Day two of the Building Envelope Contractors (BEC) Conference began with a look at several emerging technologies that could change the way glass facades are designed and constructed. The event, organized by the National Glass Association, ended today in Nashville. One session Tuesday morning a look at insulating glass retrofits, 5G glass antennas, and transparent photovoltaic coatings.

Anas Al Kassas discussed insulating glass retrofit solutions during the BEC Conference.

Anas Al Kassa with InoVues began with a look at his company’s retrofit insulating glass system. He pointed out that buildings are responsible for 40% of the energy loss in buildings, and many buildings today still have single-pane glass, while others still have older lower-performing glass.

Presently, many cities are now targeting windows among their building efficiency requirements and offering incentives for owners to retrofit their buildings. But there are some problems preventing traditional retrofits, he said. These include high costs, business/occupant disruption, and unrealistic payback.
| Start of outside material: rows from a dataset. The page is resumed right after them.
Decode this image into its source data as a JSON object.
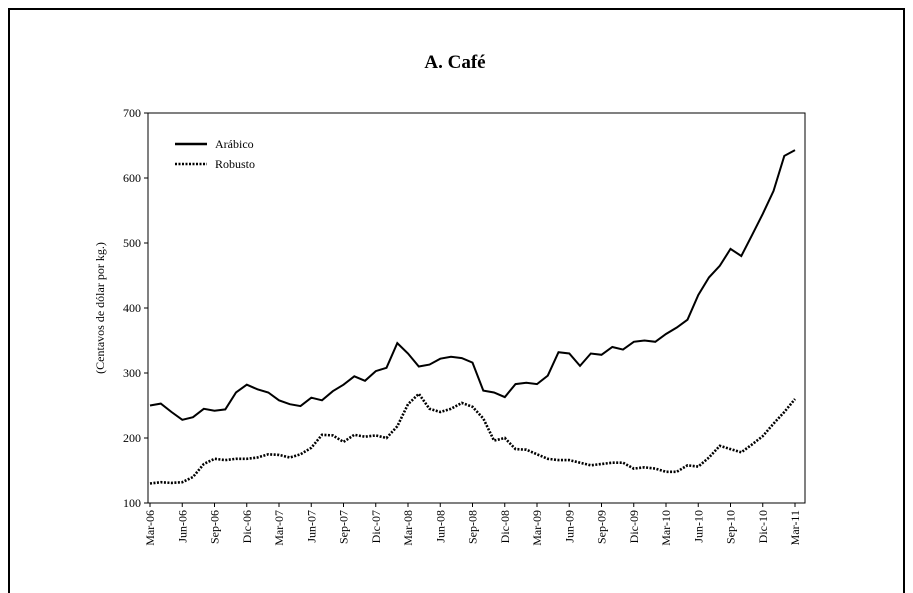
{
  "chart_data": {
    "type": "line",
    "title": "A. Café",
    "y_label": "(Centavos de dólar por kg.)",
    "categories": [
      "Mar-06",
      null,
      null,
      "Jun-06",
      null,
      null,
      "Sep-06",
      null,
      null,
      "Dic-06",
      null,
      null,
      "Mar-07",
      null,
      null,
      "Jun-07",
      null,
      null,
      "Sep-07",
      null,
      null,
      "Dic-07",
      null,
      null,
      "Mar-08",
      null,
      null,
      "Jun-08",
      null,
      null,
      "Sep-08",
      null,
      null,
      "Dic-08",
      null,
      null,
      "Mar-09",
      null,
      null,
      "Jun-09",
      null,
      null,
      "Sep-09",
      null,
      null,
      "Dic-09",
      null,
      null,
      "Mar-10",
      null,
      null,
      "Jun-10",
      null,
      null,
      "Sep-10",
      null,
      null,
      "Dic-10",
      null,
      null,
      "Mar-11"
    ],
    "series": [
      {
        "name": "Arábico",
        "color": "#000000",
        "dash": "solid",
        "values": [
          250,
          253,
          240,
          228,
          232,
          245,
          242,
          244,
          270,
          282,
          275,
          270,
          258,
          252,
          249,
          262,
          258,
          272,
          282,
          295,
          288,
          303,
          308,
          346,
          330,
          310,
          313,
          322,
          325,
          323,
          316,
          273,
          270,
          263,
          283,
          285,
          283,
          296,
          332,
          330,
          311,
          330,
          328,
          340,
          336,
          348,
          350,
          348,
          360,
          370,
          382,
          420,
          447,
          465,
          491,
          480,
          512,
          545,
          580,
          634,
          643
        ]
      },
      {
        "name": "Robusto",
        "color": "#000000",
        "dash": "dotted",
        "values": [
          130,
          132,
          131,
          132,
          140,
          160,
          168,
          166,
          168,
          168,
          170,
          175,
          174,
          170,
          175,
          185,
          205,
          204,
          194,
          205,
          202,
          204,
          200,
          218,
          252,
          268,
          245,
          240,
          245,
          254,
          248,
          230,
          196,
          200,
          183,
          182,
          175,
          168,
          166,
          166,
          162,
          158,
          160,
          162,
          162,
          153,
          155,
          153,
          148,
          148,
          158,
          156,
          170,
          188,
          183,
          178,
          190,
          203,
          222,
          240,
          260
        ]
      }
    ],
    "ylim": [
      100,
      700
    ],
    "yticks": [
      100,
      200,
      300,
      400,
      500,
      600,
      700
    ],
    "grid": false,
    "legend": "top-left"
  }
}
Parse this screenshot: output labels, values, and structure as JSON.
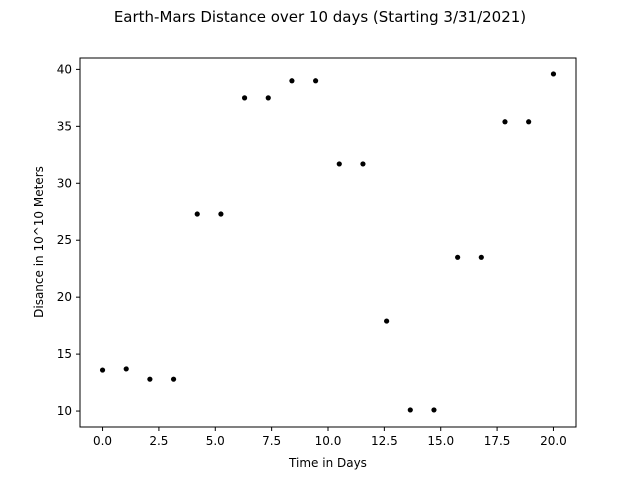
{
  "chart_data": {
    "type": "scatter",
    "title": "Earth-Mars Distance over 10 days (Starting 3/31/2021)",
    "xlabel": "Time in Days",
    "ylabel": "Disance in 10^10 Meters",
    "xlim": [
      -1.0,
      21.0
    ],
    "ylim": [
      8.6,
      41.0
    ],
    "xticks": [
      0.0,
      2.5,
      5.0,
      7.5,
      10.0,
      12.5,
      15.0,
      17.5,
      20.0
    ],
    "xtick_labels": [
      "0.0",
      "2.5",
      "5.0",
      "7.5",
      "10.0",
      "12.5",
      "15.0",
      "17.5",
      "20.0"
    ],
    "yticks": [
      10,
      15,
      20,
      25,
      30,
      35,
      40
    ],
    "ytick_labels": [
      "10",
      "15",
      "20",
      "25",
      "30",
      "35",
      "40"
    ],
    "grid": false,
    "marker_color": "#000000",
    "points": [
      {
        "x": 0.0,
        "y": 13.6
      },
      {
        "x": 1.05,
        "y": 13.7
      },
      {
        "x": 2.1,
        "y": 12.8
      },
      {
        "x": 3.15,
        "y": 12.8
      },
      {
        "x": 4.2,
        "y": 27.3
      },
      {
        "x": 5.25,
        "y": 27.3
      },
      {
        "x": 6.3,
        "y": 37.5
      },
      {
        "x": 7.35,
        "y": 37.5
      },
      {
        "x": 8.4,
        "y": 39.0
      },
      {
        "x": 9.45,
        "y": 39.0
      },
      {
        "x": 10.5,
        "y": 31.7
      },
      {
        "x": 11.55,
        "y": 31.7
      },
      {
        "x": 12.6,
        "y": 17.9
      },
      {
        "x": 13.65,
        "y": 10.1
      },
      {
        "x": 14.7,
        "y": 10.1
      },
      {
        "x": 15.75,
        "y": 23.5
      },
      {
        "x": 16.8,
        "y": 23.5
      },
      {
        "x": 17.85,
        "y": 35.4
      },
      {
        "x": 18.9,
        "y": 35.4
      },
      {
        "x": 20.0,
        "y": 39.6
      }
    ]
  }
}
Kassa says his company’s product is like a full window replacement but not as costly. The system uses the existing windows as part of the solution, requiring 70% fewer materials than traditional retrofits. The system is also pre-fabricated offsite and over-glazed, allowing installation without disrupting operations.
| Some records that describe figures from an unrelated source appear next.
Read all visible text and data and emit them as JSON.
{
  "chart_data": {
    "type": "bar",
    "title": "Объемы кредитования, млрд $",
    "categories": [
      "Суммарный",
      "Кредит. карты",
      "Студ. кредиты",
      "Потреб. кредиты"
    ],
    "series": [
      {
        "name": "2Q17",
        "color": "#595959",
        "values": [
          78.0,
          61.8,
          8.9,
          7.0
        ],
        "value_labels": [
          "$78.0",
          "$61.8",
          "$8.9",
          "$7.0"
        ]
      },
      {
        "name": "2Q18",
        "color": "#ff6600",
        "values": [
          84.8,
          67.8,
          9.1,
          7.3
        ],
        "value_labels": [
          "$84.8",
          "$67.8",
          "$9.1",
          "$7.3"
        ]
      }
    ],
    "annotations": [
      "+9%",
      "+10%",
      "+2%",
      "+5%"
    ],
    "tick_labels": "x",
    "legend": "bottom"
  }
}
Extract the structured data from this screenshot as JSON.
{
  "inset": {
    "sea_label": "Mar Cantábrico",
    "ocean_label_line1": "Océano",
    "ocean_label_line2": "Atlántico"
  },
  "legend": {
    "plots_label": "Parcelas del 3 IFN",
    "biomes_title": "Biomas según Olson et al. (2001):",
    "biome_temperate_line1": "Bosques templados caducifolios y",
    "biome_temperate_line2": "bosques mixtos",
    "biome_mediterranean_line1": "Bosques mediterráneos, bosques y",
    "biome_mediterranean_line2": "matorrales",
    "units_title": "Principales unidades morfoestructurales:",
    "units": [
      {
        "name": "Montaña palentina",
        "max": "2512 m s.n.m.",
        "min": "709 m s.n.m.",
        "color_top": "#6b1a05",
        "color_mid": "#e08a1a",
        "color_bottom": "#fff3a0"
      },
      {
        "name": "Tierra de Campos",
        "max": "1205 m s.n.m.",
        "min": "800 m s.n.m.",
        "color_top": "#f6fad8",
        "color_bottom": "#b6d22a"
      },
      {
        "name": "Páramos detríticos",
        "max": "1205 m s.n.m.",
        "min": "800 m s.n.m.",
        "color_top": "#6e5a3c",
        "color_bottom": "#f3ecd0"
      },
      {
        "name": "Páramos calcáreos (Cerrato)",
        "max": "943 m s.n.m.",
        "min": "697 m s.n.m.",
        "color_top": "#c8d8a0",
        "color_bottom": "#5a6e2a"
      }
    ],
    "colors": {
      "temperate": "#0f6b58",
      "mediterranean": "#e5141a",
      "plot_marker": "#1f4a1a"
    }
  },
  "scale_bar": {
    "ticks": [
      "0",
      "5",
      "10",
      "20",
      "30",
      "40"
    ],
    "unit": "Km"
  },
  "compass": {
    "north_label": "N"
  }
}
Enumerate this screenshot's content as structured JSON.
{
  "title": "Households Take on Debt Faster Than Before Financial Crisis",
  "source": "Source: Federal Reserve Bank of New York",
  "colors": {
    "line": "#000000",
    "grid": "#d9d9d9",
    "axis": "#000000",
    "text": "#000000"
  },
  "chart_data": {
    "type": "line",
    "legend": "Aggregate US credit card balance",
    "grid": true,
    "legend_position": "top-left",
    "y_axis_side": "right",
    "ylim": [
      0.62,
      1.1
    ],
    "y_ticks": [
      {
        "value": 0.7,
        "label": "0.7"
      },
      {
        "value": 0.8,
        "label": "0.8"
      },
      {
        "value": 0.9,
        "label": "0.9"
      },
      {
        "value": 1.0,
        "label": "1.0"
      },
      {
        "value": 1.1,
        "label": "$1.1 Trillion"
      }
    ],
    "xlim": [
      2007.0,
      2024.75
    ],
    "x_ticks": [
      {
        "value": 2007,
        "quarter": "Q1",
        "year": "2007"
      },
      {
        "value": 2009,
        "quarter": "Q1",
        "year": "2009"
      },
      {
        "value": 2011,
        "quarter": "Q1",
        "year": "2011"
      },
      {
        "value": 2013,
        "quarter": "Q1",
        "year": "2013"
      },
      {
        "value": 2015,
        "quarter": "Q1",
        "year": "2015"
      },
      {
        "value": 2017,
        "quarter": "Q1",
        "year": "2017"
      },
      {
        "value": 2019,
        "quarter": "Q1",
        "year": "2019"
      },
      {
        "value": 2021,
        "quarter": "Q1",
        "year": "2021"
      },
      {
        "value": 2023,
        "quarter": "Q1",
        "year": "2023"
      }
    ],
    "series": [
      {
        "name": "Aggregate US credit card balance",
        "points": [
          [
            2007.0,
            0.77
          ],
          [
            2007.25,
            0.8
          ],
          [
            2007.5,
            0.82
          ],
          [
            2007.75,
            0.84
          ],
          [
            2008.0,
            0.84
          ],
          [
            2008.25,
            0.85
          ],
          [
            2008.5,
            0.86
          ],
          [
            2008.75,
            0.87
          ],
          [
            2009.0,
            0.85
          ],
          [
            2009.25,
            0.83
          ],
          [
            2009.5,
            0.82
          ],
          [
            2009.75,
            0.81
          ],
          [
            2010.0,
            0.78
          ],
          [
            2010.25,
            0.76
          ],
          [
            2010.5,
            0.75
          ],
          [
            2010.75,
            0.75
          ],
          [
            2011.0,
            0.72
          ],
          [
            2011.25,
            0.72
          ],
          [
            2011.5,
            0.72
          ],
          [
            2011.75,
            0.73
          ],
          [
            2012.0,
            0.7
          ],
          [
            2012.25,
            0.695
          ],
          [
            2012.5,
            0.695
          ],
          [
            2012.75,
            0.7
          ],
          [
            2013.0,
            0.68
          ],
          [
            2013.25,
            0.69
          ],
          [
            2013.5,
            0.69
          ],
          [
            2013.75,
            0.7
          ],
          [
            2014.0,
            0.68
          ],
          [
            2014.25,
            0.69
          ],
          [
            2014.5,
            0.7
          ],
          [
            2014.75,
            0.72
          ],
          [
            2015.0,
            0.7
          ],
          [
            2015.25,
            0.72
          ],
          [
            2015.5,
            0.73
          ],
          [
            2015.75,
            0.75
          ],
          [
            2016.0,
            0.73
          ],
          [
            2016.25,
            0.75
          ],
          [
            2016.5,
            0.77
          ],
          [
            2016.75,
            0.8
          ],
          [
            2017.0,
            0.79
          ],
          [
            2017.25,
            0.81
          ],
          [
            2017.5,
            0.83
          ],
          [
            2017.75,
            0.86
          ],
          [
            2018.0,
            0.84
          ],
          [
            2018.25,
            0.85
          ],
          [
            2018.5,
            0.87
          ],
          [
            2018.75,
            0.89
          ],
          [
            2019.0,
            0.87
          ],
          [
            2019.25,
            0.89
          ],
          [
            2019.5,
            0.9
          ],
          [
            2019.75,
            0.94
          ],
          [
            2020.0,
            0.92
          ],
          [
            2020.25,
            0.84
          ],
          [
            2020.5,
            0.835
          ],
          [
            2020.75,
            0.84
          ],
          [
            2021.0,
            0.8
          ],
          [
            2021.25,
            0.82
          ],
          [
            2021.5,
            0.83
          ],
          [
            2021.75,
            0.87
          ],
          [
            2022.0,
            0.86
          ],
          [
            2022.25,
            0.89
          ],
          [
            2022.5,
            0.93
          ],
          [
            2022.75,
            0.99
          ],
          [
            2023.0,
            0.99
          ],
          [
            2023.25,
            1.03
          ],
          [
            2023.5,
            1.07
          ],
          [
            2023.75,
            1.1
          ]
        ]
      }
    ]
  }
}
He added that the system could also be combined with other glass products, such as dynamic glass, to provide even more benefits. He added that the cost-benefit analysis studies they’ve done show payback is under 10 years.

Mika Partanen with Stealthcase Oy wasn’t able to attend in person, so provided a virtual look at his company’s technology, which can transform low-E glass can from a wireless connectivity blocker into an enabler. He said this is because low-E kills indoor connectivity. Coated glass constrains modern wireless communication and today’s buildings are incompatible with 5G, Internet of Things and future mobile communication technologies.

His company developed a laser treatment that turns glass into an undetectable antenna that requires no power. The process treats the glass edge with a laser antenna pattern, and fabricators can use the technology to make the building facades “signal transparent.”

“Fabricators are in a good position to enhance and future-proof building connectivity,” he said, explaining they can add significant value to building infrastructure.

The third presenter, Miles Barr with Ubiquitous Energy, talked about his company’s transparent photovoltaic coatings. He began with the question: “What if every surface around us could generate invisible renewable electricity?” As an industry, he said, we love to build with glass. So the goal is to make it work from an energy perspective.

His company’s glass looks completely transparent, like ordinary low-E glass.

“Our technology is based on the concept of letting visible light through,” he said, explaining the glass is designed to match standard window glass. He described it as a low-E insulating glass unit that also generates electricity.

Ubiquitous Energy’s technology is about more than just transparency. The glass also has to meet all aesthetic requirements of a low-E coating: neutral color, high clarity, defect-free, and non-obstructive views.

Used on a vertical surface of a building, Barr said the project can have up to 50 times more surface area compared to installing solar panels on a rooftop. The energy produced can offset up to 30% of the building’s electricity.